After Maxwell graduated college and started a “corporate gifts” company, the enterprise was brought into the father’s business concerns “at her father’s insistence”. She moved to New York around 1991 to launch an international magazine that was also part of his publishing empire.

He died in a boating accident shortly thereafter, and the family’s reputation once again spiraled: news had emerged that £460m from his companies’ pensions funds was missing.

“Her relationship with Epstein began at a moment of extreme vulnerability [in] Ghislaine’s life after the tragic death of our father. He (our father) was a powerful and dominant figure,” several of her siblings said in sentencing paperwork. “And as elder siblings we witnessed our father taking Ghislaine under his wing whereby she became over-dependent on his approval and vulnerable to his frequent rapid mood swings, huge rages and rejections. This led her to becoming very vulnerable to abusive and powerful men who would be able to take advantage of her innate good nature.

“It is striking that Ghislaine did not show any perverse behavior before she met Epstein. Nor did she show any after leaving him, which she eventually managed to do,” they said. “The effect of our father’s psychologically abusive treatment of her, foreshadowed Epstein’s own ability to exploit, manipulate and control her.”

One family friend claimed, “[T]heir father was narcissistic, demanding and highly controlling. He let them know early that he was going to leave his large fortune to charity. So, all the kids knew they had to ‘make it on their own’ despite the wealth and privilege in which they were growing up.”
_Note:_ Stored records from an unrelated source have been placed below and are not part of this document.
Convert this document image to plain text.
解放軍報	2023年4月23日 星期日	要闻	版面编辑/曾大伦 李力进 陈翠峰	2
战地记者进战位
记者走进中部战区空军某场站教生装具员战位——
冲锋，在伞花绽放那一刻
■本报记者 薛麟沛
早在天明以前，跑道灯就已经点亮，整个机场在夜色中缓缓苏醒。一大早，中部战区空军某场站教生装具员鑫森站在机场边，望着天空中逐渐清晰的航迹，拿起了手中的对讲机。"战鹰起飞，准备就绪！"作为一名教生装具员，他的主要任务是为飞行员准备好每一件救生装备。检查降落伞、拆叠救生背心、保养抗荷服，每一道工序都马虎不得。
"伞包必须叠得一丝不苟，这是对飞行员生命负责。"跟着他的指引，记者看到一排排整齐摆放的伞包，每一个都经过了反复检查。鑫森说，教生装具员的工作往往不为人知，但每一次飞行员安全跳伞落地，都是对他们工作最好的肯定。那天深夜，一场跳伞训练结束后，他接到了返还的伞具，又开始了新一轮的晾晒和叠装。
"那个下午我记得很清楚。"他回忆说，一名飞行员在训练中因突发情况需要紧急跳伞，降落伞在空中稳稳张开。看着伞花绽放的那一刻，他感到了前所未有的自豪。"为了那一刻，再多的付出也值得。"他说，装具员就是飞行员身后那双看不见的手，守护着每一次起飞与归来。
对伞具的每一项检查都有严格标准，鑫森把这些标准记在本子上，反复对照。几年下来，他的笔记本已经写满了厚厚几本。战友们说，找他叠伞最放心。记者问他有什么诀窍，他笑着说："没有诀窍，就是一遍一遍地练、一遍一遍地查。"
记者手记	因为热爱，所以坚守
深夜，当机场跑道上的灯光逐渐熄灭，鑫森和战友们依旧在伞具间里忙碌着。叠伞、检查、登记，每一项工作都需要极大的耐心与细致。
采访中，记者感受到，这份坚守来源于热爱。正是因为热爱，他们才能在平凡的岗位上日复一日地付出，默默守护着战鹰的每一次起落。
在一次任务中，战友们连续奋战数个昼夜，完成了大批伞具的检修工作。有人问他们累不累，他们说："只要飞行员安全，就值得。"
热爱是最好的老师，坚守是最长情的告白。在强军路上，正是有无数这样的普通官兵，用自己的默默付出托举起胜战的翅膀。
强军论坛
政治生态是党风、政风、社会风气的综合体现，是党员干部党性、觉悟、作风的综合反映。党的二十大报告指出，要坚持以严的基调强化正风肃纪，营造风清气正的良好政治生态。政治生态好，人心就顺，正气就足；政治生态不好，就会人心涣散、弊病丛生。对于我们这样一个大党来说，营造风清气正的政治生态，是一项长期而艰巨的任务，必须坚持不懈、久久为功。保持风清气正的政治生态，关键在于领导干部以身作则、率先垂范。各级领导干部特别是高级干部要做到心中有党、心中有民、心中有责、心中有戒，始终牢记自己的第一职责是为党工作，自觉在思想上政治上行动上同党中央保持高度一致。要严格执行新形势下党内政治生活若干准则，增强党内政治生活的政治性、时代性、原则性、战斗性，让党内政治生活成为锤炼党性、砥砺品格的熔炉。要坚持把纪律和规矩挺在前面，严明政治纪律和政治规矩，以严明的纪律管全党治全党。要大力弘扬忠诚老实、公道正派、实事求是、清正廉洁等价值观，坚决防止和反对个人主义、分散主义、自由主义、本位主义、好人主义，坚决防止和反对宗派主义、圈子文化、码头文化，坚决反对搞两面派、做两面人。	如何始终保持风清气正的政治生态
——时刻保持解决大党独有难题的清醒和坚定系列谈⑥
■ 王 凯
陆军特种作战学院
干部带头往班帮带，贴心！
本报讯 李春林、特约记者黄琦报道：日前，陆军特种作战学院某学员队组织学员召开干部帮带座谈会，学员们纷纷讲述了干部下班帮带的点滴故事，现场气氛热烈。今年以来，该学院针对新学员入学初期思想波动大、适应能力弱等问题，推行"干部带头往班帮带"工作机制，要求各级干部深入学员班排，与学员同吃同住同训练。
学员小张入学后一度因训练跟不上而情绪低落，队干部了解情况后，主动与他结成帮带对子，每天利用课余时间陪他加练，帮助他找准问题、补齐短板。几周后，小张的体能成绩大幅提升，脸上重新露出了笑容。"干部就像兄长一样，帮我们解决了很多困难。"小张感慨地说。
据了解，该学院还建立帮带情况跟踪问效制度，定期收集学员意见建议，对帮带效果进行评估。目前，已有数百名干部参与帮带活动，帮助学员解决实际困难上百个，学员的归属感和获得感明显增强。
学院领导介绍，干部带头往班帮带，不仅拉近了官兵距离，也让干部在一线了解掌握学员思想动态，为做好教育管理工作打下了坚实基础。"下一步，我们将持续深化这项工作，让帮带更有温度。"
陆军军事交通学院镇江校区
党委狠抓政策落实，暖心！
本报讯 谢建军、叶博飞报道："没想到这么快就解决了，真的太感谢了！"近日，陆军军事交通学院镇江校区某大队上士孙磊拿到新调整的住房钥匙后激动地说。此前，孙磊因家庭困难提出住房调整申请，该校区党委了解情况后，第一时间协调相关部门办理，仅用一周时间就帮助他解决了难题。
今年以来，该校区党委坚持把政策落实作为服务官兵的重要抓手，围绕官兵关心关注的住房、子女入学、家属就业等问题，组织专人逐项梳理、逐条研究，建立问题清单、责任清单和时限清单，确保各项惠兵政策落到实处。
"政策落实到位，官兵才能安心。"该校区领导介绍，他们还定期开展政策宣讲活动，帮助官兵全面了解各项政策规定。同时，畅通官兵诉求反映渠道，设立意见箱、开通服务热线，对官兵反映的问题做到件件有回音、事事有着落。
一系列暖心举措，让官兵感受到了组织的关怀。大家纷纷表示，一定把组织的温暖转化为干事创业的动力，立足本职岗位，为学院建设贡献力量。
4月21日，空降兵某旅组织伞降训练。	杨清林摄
As Maxwell’s lawyers concluded their argument – urging that she should be sentenced to “well below” the 20 years recommended by probation authorities – they once again leaned on her father’s alleged misdeeds.

“She had a difficult, traumatic childhood with an overbearing, narcissistic and demanding father. It made her vulnerable to Epstein, whom she met right after her father’s death,” they said. “It is the biggest mistake she made in her life and one that she has not and never will repeat.”